ASMSU members to learn pros, cons of budget promise

On Tuesday, ASMSU's Academic Assembly will debate its position on MSU's tuition agreement that promises to keep tuition at the rate of inflation in exchange for less funding cuts from the state.

A set of two bills, one supporting the action and the other condemning it, originally were presented at the Feb. 3 Academic Assembly meeting. ASMSU is MSU's undergraduate student government.

The deal, which the MSU Board of Trustees accepted Jan. 27, states that if MSU keeps tuition increases at the rate of inflation which is 2.4 percent, the state will reduce higher education cuts at the school from 5 percent to 3 percent. Gov. Jennifer Granholm introduced the proposal in December.

"We wanted to force a decision from the assembly," said Vinayak Prasad, College of Natural Sciences representative, who seconded both bills. He said the reason for two contradictory bills was that if one bill failed, the opposing bill probably would pass.

"There are some decisions where there are no neutral positions.

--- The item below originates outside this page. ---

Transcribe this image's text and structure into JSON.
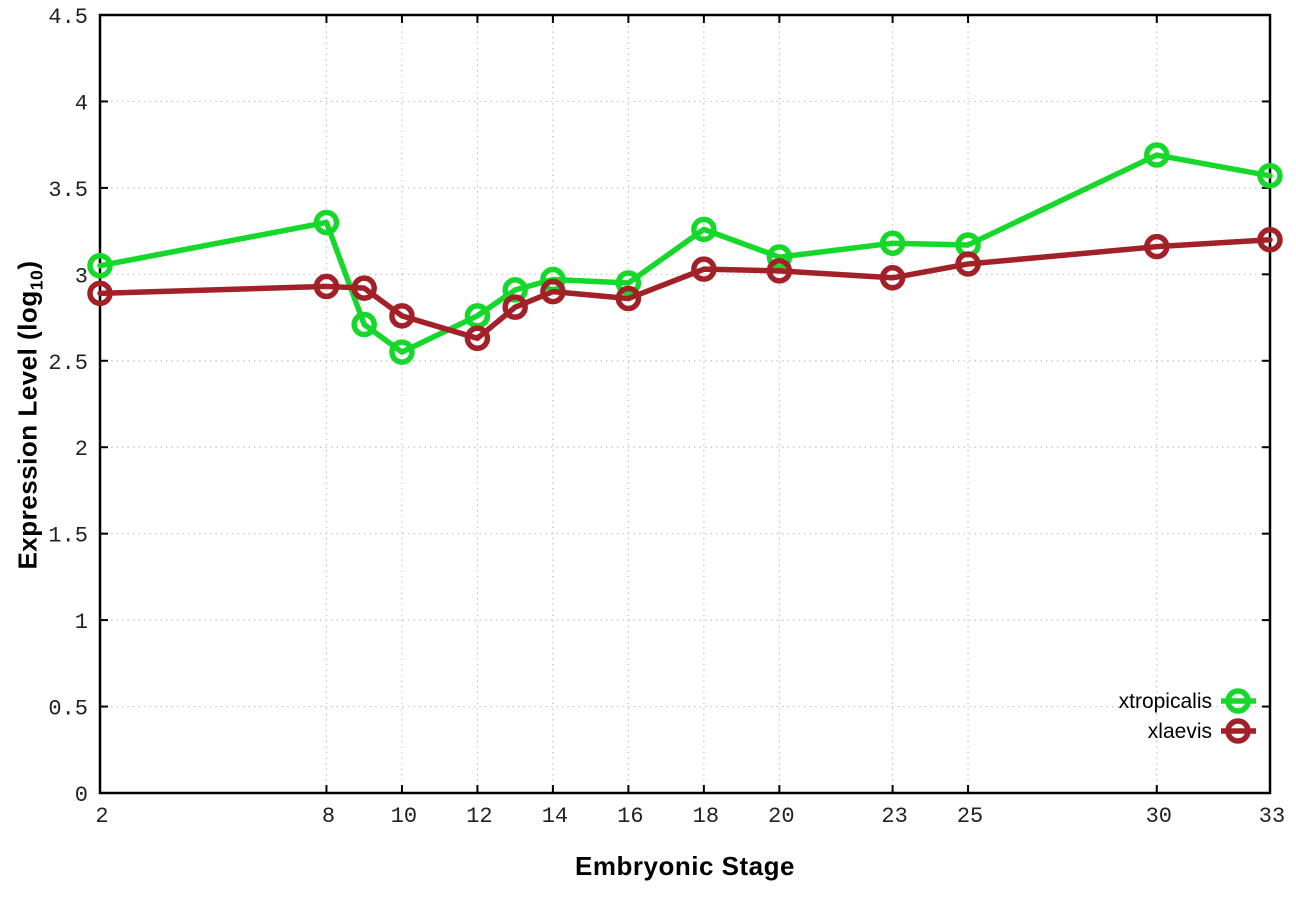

We have to speak out on the bill," he said at the Feb. 3 meeting.

Assembly Chairperson Jared English moved voting on the bills to this week's meeting because the assembly was evenly split and he wanted representatives to learn more about the proposal.

Experts from the university will be at the next meeting to further explain ramifications of the bill.

Both bills were introduced by another College of Natural Sciences representative, Andrew McCoy.

"I hope that it would have some effect on the bill," he said Sunday. "They're making decisions on us, so our positions should be valuable."

English said the students didn't have a chance to comment on the agreement before MSU accepted it, because the university only had a day to debate.

No one from ASMSU attended the Trustees' special meeting because they received the notice of the meeting the day of and already had previous commitments.

"Had this been a long project, we would have been consulted and kept in the loop," English said.

Members of Academic Assembly first mentioned the possible deal late last semester at a joint meeting between Student Assembly and Academic Assembly.

Academic Assembly didn't comment before MSU accepted the proposition because they thought they would have more time before a finalized plan was presented, McCoy said.